Но горько отстранилась Таня:
— Зачем вы снова пришли?
«Снова!» Страшное, не понимая еще, почувствовал Возов, в голове ветром закружились квадратики, кружки, тяжелый с замочком портфель.
— Я теперь все поняла. Вам не нужна любовь, только разверстка зачатий, пробирки химические.
Чужой вы мне…
И кончается рассказ тоже не по Андерсену.
Герой рассказа, как и хозяин андерсеновской тени, впадает в ничтожество и гибнет. Но созданный по его безумному проекту «ускомчел» не торжествует, а тоже гибнет вместе со своим создателем.
Но крах терпит не только проект Возова, породивший на свет недолговечного «ускомчела». Столь же очевидный и несомненый крах терпит и другой — большой — проект, созданный учителями и вдохновителями Возова:
Но тогда началось самое ужасное. Огромные, стеклянные дома, бетонные городища, пружинистые люди, скакуны в квадратных рубахах, смешались с игуменьями, с кельями, с подворьями, с былой полнотелой, любодеянной, кровавой суетой. Люди мигом насиживали просторные квадратики, и становились они уютными, жаркими, смрадными, как монашьи норы… Новое было в явной стачке с прежним, так что стерлась между ними грань, и пошли безобразить у Чудова разновековые двойнички.

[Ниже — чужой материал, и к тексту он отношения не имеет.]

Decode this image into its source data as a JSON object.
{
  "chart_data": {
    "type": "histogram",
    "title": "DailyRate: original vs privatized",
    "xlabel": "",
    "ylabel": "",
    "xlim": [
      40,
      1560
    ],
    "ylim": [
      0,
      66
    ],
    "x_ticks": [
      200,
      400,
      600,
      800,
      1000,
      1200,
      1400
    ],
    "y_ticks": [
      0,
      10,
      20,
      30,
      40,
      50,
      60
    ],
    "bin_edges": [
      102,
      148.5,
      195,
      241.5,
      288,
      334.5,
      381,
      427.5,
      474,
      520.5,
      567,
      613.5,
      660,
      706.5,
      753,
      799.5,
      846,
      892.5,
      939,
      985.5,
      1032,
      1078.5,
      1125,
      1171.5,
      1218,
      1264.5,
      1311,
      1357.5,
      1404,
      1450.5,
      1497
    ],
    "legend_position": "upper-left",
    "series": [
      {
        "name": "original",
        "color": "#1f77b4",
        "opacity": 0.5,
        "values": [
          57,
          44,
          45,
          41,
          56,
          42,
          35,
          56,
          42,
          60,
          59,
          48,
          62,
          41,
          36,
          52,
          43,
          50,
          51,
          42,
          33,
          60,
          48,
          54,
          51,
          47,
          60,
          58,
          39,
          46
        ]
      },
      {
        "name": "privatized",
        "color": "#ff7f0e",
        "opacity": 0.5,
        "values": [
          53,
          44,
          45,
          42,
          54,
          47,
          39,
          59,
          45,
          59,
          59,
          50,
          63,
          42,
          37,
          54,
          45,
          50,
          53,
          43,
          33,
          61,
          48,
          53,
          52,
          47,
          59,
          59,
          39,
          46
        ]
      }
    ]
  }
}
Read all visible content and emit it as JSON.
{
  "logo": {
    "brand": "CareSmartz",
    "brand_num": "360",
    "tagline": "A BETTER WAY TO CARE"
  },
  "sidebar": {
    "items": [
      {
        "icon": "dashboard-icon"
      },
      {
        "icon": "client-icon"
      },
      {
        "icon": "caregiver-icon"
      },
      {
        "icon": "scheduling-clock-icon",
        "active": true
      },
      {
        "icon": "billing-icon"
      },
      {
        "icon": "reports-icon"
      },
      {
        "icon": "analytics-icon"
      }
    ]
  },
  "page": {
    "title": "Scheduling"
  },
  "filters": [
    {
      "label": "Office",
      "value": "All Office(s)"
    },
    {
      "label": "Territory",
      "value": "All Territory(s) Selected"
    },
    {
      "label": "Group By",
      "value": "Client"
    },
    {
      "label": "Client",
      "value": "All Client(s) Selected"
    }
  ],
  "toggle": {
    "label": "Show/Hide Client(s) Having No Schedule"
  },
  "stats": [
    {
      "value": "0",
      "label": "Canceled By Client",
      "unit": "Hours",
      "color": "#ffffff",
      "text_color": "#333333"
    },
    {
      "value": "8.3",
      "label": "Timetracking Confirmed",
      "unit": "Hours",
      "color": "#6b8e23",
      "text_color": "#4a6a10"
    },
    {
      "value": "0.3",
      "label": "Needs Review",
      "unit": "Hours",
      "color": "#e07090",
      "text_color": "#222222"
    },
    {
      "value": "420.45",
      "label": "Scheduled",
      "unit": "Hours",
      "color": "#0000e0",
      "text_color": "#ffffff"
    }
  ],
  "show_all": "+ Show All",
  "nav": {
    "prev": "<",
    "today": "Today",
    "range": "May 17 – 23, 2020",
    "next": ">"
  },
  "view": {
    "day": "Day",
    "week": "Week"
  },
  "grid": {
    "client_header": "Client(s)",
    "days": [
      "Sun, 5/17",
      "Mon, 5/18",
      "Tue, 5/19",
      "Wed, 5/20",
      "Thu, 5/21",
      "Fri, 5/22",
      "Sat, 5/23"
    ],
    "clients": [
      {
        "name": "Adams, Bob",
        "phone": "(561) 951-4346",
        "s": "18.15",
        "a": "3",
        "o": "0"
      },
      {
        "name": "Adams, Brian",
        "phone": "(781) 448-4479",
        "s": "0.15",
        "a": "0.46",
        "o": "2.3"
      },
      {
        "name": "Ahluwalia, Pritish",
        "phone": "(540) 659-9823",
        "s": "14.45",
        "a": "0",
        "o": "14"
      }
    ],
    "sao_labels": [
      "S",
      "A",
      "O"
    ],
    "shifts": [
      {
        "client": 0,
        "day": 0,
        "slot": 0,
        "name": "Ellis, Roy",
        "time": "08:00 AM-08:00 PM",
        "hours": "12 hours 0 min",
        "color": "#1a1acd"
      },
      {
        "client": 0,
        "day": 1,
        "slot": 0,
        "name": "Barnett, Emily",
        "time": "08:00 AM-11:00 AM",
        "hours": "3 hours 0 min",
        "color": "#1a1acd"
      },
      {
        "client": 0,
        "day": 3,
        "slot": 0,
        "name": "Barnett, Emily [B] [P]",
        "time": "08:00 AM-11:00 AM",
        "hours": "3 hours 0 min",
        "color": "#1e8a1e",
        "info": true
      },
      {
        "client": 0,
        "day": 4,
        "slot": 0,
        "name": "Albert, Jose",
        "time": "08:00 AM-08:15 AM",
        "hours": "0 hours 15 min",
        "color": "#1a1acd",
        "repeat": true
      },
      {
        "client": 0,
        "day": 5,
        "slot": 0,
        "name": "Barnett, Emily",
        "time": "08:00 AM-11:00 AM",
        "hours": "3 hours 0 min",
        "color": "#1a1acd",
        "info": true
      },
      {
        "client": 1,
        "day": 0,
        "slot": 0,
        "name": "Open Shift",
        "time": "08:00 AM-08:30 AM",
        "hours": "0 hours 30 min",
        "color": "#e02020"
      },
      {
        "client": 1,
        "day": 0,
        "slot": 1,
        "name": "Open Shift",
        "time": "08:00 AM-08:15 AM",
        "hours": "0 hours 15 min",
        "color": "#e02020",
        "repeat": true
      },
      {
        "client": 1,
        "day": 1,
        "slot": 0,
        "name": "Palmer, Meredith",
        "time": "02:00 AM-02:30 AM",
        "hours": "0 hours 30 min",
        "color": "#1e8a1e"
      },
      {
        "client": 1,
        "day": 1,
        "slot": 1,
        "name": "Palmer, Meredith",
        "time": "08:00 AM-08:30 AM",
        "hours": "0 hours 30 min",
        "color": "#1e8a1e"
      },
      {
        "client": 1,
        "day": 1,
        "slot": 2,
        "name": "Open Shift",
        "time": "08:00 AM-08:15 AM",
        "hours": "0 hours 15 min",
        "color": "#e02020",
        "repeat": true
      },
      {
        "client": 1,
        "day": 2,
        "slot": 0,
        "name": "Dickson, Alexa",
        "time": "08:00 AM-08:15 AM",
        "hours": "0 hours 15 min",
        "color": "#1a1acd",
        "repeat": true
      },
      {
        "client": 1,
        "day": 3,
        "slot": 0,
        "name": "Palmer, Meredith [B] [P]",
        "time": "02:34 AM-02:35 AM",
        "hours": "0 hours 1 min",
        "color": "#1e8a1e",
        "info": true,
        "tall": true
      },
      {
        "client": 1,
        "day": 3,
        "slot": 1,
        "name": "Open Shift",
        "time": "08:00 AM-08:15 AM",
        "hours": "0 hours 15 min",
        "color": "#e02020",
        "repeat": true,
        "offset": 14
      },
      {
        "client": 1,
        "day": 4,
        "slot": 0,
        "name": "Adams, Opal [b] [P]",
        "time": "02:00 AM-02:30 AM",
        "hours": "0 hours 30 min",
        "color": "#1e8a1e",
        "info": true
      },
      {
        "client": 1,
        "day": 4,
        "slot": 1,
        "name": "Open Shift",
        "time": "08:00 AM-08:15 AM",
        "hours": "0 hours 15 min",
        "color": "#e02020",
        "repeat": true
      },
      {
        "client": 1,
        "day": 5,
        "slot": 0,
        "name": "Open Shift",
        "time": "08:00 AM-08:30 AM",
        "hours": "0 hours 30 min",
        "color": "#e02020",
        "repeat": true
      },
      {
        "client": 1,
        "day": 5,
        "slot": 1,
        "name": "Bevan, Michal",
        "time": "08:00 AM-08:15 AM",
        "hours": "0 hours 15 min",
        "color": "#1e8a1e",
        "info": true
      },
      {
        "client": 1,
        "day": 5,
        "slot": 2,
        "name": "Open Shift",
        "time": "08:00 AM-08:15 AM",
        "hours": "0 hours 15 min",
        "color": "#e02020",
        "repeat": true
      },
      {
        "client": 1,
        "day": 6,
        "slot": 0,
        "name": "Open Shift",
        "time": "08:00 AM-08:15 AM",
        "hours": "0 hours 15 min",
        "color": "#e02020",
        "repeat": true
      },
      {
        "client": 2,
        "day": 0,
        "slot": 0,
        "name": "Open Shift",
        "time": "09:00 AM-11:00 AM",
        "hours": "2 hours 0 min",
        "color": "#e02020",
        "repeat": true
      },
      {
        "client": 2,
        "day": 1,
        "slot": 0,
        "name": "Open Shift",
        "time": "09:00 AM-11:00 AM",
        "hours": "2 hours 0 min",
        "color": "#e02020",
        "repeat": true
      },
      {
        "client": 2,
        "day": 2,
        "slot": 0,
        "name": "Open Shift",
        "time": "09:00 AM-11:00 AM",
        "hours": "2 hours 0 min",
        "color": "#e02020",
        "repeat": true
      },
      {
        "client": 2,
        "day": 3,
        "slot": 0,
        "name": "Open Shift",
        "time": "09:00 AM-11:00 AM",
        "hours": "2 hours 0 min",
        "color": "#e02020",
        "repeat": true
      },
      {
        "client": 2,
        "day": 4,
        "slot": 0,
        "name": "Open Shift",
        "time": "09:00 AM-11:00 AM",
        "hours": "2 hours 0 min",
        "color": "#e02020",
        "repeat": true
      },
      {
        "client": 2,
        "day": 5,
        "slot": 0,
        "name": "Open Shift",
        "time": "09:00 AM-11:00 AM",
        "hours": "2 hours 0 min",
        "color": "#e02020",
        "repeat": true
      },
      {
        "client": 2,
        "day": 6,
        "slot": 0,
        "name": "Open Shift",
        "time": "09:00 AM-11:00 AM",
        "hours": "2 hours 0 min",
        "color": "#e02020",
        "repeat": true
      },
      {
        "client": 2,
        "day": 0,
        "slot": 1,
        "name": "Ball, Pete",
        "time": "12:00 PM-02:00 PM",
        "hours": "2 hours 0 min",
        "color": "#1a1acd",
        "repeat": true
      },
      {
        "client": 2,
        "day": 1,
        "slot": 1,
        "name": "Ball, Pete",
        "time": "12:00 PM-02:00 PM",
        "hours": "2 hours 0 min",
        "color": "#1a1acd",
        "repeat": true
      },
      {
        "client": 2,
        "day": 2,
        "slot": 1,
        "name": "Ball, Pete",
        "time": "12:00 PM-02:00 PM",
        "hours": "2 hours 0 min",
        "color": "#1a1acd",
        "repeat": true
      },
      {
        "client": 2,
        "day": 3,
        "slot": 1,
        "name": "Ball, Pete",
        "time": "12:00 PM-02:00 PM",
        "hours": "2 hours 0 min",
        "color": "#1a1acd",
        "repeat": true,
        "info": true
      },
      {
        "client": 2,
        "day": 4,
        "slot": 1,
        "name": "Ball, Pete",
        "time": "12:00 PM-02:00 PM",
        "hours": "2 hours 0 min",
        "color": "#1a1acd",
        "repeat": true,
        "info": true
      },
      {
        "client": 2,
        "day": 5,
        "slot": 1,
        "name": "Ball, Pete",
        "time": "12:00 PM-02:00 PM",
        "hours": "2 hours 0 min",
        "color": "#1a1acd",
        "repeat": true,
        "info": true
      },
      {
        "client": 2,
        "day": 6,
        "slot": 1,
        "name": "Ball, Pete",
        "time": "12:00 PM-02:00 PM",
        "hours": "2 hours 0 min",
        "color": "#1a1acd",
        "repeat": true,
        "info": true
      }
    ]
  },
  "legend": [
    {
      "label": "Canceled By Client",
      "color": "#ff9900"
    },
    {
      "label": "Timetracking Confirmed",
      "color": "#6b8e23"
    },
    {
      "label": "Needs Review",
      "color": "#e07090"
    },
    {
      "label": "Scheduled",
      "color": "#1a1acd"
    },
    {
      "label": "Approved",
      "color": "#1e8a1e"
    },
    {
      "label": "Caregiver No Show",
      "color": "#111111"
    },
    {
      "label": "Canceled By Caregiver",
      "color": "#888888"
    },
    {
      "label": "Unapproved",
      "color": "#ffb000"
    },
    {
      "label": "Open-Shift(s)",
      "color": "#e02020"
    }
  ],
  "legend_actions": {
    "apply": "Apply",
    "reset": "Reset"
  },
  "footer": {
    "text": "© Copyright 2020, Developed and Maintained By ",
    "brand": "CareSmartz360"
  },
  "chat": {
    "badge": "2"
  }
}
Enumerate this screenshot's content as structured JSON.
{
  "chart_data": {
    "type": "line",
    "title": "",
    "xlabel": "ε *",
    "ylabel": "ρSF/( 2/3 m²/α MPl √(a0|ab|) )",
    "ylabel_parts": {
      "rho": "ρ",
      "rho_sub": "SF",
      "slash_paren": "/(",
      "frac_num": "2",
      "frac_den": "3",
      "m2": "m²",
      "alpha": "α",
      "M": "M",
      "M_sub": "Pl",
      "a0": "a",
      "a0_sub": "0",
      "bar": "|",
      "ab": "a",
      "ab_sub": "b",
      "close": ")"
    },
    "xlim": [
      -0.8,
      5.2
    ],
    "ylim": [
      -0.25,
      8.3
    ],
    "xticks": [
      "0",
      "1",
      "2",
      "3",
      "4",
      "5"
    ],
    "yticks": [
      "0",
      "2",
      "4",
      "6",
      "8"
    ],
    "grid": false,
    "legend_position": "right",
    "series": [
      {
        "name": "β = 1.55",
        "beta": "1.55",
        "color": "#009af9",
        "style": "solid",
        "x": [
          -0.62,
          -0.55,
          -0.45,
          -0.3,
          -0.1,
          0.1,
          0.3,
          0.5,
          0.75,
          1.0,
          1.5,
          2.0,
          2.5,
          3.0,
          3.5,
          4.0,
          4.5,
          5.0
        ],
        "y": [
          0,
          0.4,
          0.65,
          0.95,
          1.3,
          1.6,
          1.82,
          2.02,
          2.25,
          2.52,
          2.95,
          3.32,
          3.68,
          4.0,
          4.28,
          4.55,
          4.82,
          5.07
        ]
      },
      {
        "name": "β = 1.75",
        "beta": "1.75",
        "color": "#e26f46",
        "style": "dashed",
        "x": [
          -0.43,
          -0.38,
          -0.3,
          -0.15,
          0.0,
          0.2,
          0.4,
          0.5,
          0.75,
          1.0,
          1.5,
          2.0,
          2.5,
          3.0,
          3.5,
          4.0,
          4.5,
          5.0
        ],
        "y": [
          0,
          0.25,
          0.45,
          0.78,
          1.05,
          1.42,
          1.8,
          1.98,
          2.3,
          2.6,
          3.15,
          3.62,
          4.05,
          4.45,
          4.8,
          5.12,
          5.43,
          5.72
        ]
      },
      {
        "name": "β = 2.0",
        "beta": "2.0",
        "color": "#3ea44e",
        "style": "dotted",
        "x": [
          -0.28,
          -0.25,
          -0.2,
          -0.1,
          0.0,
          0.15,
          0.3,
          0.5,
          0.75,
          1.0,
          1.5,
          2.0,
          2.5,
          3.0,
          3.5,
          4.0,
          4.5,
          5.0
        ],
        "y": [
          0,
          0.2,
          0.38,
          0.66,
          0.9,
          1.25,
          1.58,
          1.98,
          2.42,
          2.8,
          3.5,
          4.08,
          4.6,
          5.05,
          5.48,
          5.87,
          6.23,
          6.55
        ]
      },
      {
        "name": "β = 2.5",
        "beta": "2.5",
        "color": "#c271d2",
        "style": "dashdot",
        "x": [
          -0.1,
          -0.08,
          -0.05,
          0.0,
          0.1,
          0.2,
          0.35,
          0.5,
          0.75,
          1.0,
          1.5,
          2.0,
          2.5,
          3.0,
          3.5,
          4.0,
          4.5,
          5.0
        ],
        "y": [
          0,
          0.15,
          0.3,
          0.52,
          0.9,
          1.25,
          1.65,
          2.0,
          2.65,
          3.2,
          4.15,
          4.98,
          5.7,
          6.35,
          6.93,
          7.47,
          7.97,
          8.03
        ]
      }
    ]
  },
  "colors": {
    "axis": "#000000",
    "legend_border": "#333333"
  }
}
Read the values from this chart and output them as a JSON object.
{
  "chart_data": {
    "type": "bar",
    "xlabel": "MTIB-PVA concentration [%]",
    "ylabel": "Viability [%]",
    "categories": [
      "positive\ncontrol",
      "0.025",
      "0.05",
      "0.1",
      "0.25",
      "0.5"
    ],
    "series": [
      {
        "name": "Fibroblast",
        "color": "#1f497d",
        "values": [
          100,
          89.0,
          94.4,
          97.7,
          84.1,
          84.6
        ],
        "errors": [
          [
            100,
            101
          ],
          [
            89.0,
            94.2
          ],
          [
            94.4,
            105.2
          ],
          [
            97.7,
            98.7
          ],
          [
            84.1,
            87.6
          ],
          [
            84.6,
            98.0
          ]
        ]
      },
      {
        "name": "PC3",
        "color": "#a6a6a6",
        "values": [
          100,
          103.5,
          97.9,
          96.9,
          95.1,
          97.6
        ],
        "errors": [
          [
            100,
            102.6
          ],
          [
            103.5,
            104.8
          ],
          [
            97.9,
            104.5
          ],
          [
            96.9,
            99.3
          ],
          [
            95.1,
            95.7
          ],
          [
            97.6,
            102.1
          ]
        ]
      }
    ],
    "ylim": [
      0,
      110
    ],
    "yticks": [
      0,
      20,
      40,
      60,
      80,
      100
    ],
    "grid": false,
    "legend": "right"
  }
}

Эти огромные стекляннные дома и бетонные городища, эти просторные квадратики жилья напоминают незадолго до этого эренбурговского рассказа написанную антиутопию Е. Замятина — «Мы». С той, впрочем, весьма существенной разницей, что у Замятина «ускомчелы» торжествуют. И торжествует бездушный, механический мир победившей утопии, раздавливая в лепешку бунтующего живого человека. Эренбург же — бегло, несколькими штрихами, но достаточно убедительно — показал в этом маленьком своем рассказе всю беспочвенность, выморочность, обреченность коммунистической утопии.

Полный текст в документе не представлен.